The Baptist church in Hopewell, New Jersey, was organized on April 23, 1715 with fifteen members. Hopewell was, and still is to some degree, a small rural community in western New Jersey over a few hills from the Delaware River. For its first 32 years the church met in private homes, primarily that of Jonathan Stout. Then in 1747, during a period of revival and growth, property was given to the church by John Hart, the only local man who was a signatory to the Declaration of Independence. Isaac Eaton was the church’s first full-time pastor, serving from 1748 until his death in 1772. Other than a few famous members, probably the church’s most significant claim to fame was that Bro. Eaton established the first Baptist school in America for the training of God’s servants. Three of the school’s alumni include John Gano, the pastor of the first permanent Baptist church in New York and chaplain in the Revolutionary War, Hezekiah Smith another pastor and chaplain, and James Manning the founder of a school in Rhode Island which eventually became known as Brown University. But it’s not to these that I refer for this date in our history.

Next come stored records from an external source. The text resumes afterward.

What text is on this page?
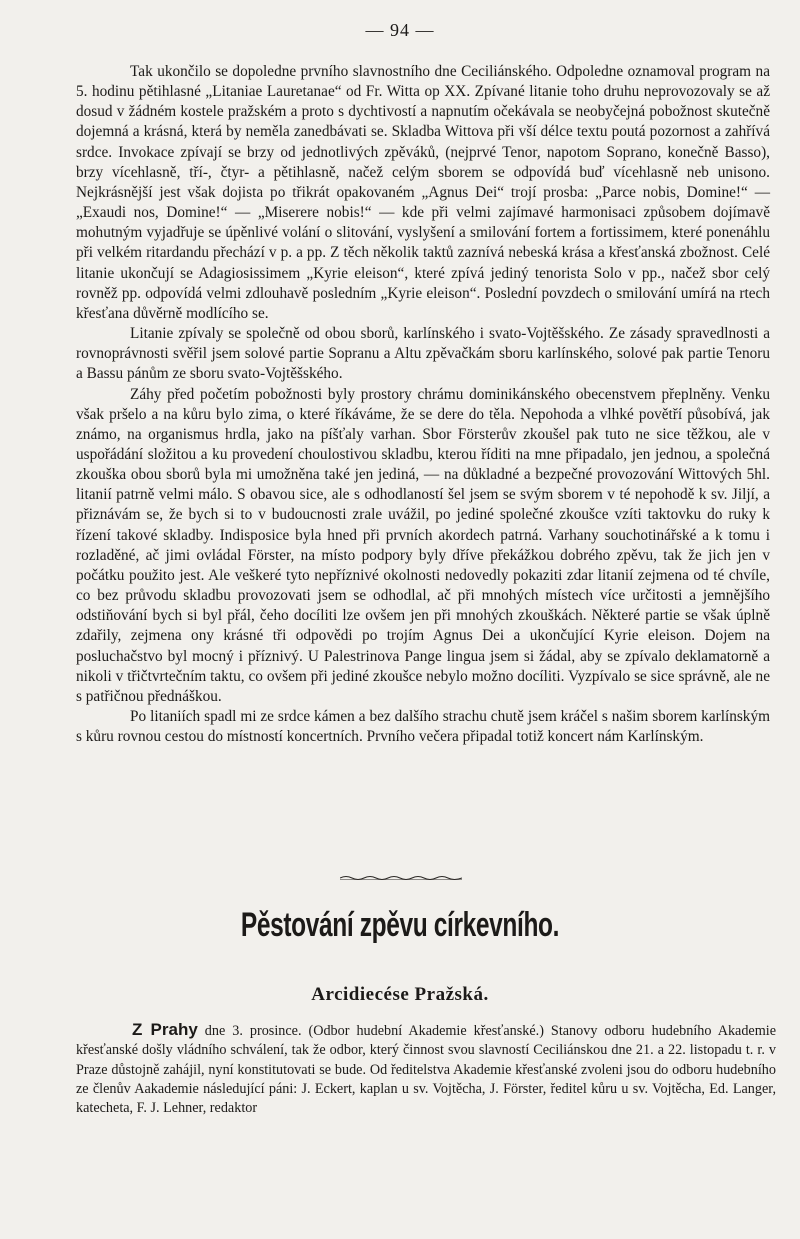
— 94 —

Tak ukončilo se dopoledne prvního slavnostního dne Ceciliánského. Odpoledne oznamoval program na 5. hodinu pětihlasné „Litaniae Lauretanae“ od Fr. Witta op XX. Zpívané litanie toho druhu neprovozovaly se až dosud v žádném kostele pražském a proto s dychtivostí a napnutím očekávala se neobyčejná pobožnost skutečně dojemná a krásná, která by neměla zanedbávati se. Skladba Wittova při vší délce textu poutá pozornost a zahřívá srdce. Invokace zpívají se brzy od jednotlivých zpěváků, (nejprvé Tenor, napotom Soprano, konečně Basso), brzy vícehlasně, tří-, čtyr- a pětihlasně, načež celým sborem se odpovídá buď vícehlasně neb unisono. Nejkrásnější jest však dojista po třikrát opakovaném „Agnus Dei“ trojí prosba: „Parce nobis, Domine!“ — „Exaudi nos, Domine!“ — „Miserere nobis!“ — kde při velmi zajímavé harmonisaci způsobem dojímavě mohutným vyjadřuje se úpěnlivé volání o slitování, vyslyšení a smilování fortem a fortissimem, které ponenáhlu při velkém ritardandu přechází v p. a pp. Z těch několik taktů zaznívá nebeská krása a křesťanská zbožnost. Celé litanie ukončují se Adagiosissimem „Kyrie eleison“, které zpívá jediný tenorista Solo v pp., načež sbor celý rovněž pp. odpovídá velmi zdlouhavě posledním „Kyrie eleison“. Poslední povzdech o smilování umírá na rtech křesťana důvěrně modlícího se.

Litanie zpívaly se společně od obou sborů, karlínského i svato-Vojtěšského. Ze zásady spravedlnosti a rovnoprávnosti svěřil jsem solové partie Sopranu a Altu zpěvačkám sboru karlínského, solové pak partie Tenoru a Bassu pánům ze sboru svato-Vojtěšského.

Záhy před početím pobožnosti byly prostory chrámu dominikánského obecenstvem přeplněny. Venku však pršelo a na kůru bylo zima, o které říkáváme, že se dere do těla. Nepohoda a vlhké povětří působívá, jak známo, na organismus hrdla, jako na píšťaly varhan. Sbor Försterův zkoušel pak tuto ne sice těžkou, ale v uspořádání složitou a ku provedení choulostivou skladbu, kterou říditi na mne připadalo, jen jednou, a společná zkouška obou sborů byla mi umožněna také jen jediná, — na důkladné a bezpečné provozování Wittových 5hl. litanií patrně velmi málo. S obavou sice, ale s odhodlaností šel jsem se svým sborem v té nepohodě k sv. Jiljí, a přiznávám se, že bych si to v budoucnosti zrale uvážil, po jediné společné zkoušce vzíti taktovku do ruky k řízení takové skladby. Indisposice byla hned při prvních akordech patrná. Varhany souchotinářské a k tomu i rozladěné, ač jimi ovládal Förster, na místo podpory byly dříve překážkou dobrého zpěvu, tak že jich jen v počátku použito jest. Ale veškeré tyto nepříznivé okolnosti nedovedly pokaziti zdar litanií zejmena od té chvíle, co bez průvodu skladbu provozovati jsem se odhodlal, ač při mnohých místech více určitosti a jemnějšího odstiňování bych si byl přál, čeho docíliti lze ovšem jen při mnohých zkouškách. Některé partie se však úplně zdařily, zejmena ony krásné tři odpovědi po trojím Agnus Dei a ukončující Kyrie eleison. Dojem na posluchačstvo byl mocný i příznivý. U Palestrinova Pange lingua jsem si žádal, aby se zpívalo deklamatorně a nikoli v třičtvrtečním taktu, co ovšem při jediné zkoušce nebylo možno docíliti. Vyzpívalo se sice správně, ale ne s patřičnou přednáškou.

Po litaniích spadl mi ze srdce kámen a bez dalšího strachu chutě jsem kráčel s našim sborem karlínským s kůru rovnou cestou do místností koncertních. Prvního večera připadal totiž koncert nám Karlínským.

Pěstování zpěvu církevního.
Arcidiecése Pražská.

Z Prahy dne 3. prosince. (Odbor hudební Akademie křesťanské.) Stanovy odboru hudebního Akademie křesťanské došly vládního schválení, tak že odbor, který činnost svou slavností Ceciliánskou dne 21. a 22. listopadu t. r. v Praze důstojně zahájil, nyní konstitutovati se bude. Od ředitelstva Akademie křesťanské zvoleni jsou do odboru hudebního ze členův Aakademie následující páni: J. Eckert, kaplan u sv. Vojtěcha, J. Förster, ředitel kůru u sv. Vojtěcha, Ed. Langer, katecheta, F. J. Lehner, redaktor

On Sunday, April 23, 1775, news of the Battle of Lexington reached Hopewell while the church service was going on. As people began to exit the building, Joab Houghton, one of the members, climbed up on the block of stone used to help ladies disembark from their wagons. Once he had everyone’s attention, he challenged the men of the church with his love of liberty and desire for independence. It is said that every man there that day volunteered to take up arms and to join Houghton in traveling to New England to fight the British. On October 19, 1776, Joab Houghton was made a captain, and on this day (March 15) in 1777 he became a Lieutenant Colonel.
A few months after Washington made his famous crossing of the Delaware on a bitterly cold December 25th, he and his advisors gathered in the Hopewell Church and began strategizing for their attack on the British and Hessians at Princeton – a battle which became a turning point in the war.